Die UNIIB dokumentierte zahlreiche Fälle sexualisierter Gewalt. Im Gegensatz zu früheren Jahren ereigneten sich die meisten Fälle, die der Kommission 2018 und 2019 gemeldet wurden, in ländlichen Gebieten. Nach Erkenntnissen der UNIIB wurden die meisten Übergriffe von staatlichen Akteuren oder mit deren direkter oder stillschweigender Zustimmung begangen. Mitglieder von Imbonerakure verübten Vergewaltigungen, vor allem Gruppenvergewaltigungen, um ihre Opfer wegen deren vermeintlicher politischer Ansichten einzuschüchtern oder zu bestrafen.

Frauenrechte

Frauen und Mädchen wurden diskriminierende Beschränkungen ihres Rechts auf Bewegungsfreiheit auferlegt. Im Mai 2019 verhängte der Ortsvorsteher der Gemeinde Musongati in der Provinz Rutana eine Ausgangsperre für Frauen, die es ihnen verbot, nach 19 Uhr ohne Begleitung ihrer Ehemänner Märkte oder Bars zu betreten.

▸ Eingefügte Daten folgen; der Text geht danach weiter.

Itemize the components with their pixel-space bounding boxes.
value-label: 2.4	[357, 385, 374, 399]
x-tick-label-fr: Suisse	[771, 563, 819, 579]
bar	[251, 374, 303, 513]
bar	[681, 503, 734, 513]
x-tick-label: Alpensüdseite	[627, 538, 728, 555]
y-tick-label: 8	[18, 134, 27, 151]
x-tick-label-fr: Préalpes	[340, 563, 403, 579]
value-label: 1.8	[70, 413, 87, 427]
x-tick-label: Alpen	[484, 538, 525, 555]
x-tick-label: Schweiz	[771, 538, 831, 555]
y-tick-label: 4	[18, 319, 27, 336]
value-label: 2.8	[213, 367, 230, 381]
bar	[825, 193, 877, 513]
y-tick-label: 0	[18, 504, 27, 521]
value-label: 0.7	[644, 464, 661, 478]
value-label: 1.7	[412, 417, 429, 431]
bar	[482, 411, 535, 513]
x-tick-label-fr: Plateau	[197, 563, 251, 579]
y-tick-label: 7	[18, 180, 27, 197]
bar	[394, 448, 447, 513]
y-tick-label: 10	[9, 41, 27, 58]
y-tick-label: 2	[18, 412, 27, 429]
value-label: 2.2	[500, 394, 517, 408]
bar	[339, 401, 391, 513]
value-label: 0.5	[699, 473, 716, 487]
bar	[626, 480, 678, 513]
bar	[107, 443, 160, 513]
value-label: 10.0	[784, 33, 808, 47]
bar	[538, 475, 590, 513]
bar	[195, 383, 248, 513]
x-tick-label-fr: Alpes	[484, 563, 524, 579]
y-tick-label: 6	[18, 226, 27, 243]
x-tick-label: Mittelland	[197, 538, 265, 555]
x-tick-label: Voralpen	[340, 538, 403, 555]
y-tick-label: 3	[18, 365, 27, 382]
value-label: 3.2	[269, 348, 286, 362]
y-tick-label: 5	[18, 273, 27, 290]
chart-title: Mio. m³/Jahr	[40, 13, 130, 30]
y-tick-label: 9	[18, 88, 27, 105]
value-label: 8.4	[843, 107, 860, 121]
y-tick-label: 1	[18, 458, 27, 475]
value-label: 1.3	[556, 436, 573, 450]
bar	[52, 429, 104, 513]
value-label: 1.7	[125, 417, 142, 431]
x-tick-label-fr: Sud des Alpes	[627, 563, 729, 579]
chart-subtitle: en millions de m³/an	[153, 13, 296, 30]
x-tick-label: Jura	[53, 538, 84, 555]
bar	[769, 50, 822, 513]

Rechte auf Gesundheit und Nahrung

Die humanitäre Lage war nach wie vor desolat. Nach Angaben der Weltgesundheitsorganisation (WHO) gab es mehr als 8,5 Mio. Fälle von Malaria. 3.170 Personen starben 2019 an dieser Krankheit. Mehr als 1,7 Mio. Menschen der auf 11 Mio. geschätzten Bevölkerung waren von Ernährungsunsicherheit bedroht. Trotz der wirtschaftlichen Probleme, die bereits vor der aktuellen Krise existierten, forderte die Regierung die Bevölkerung zu 'freiwilligen' Spenden für die Wahlen im Jahr 2020 auf und belegte internationale Organisationen mit starken Einschränkungen – auch diejenigen, die humanitäre Hilfe leisteten.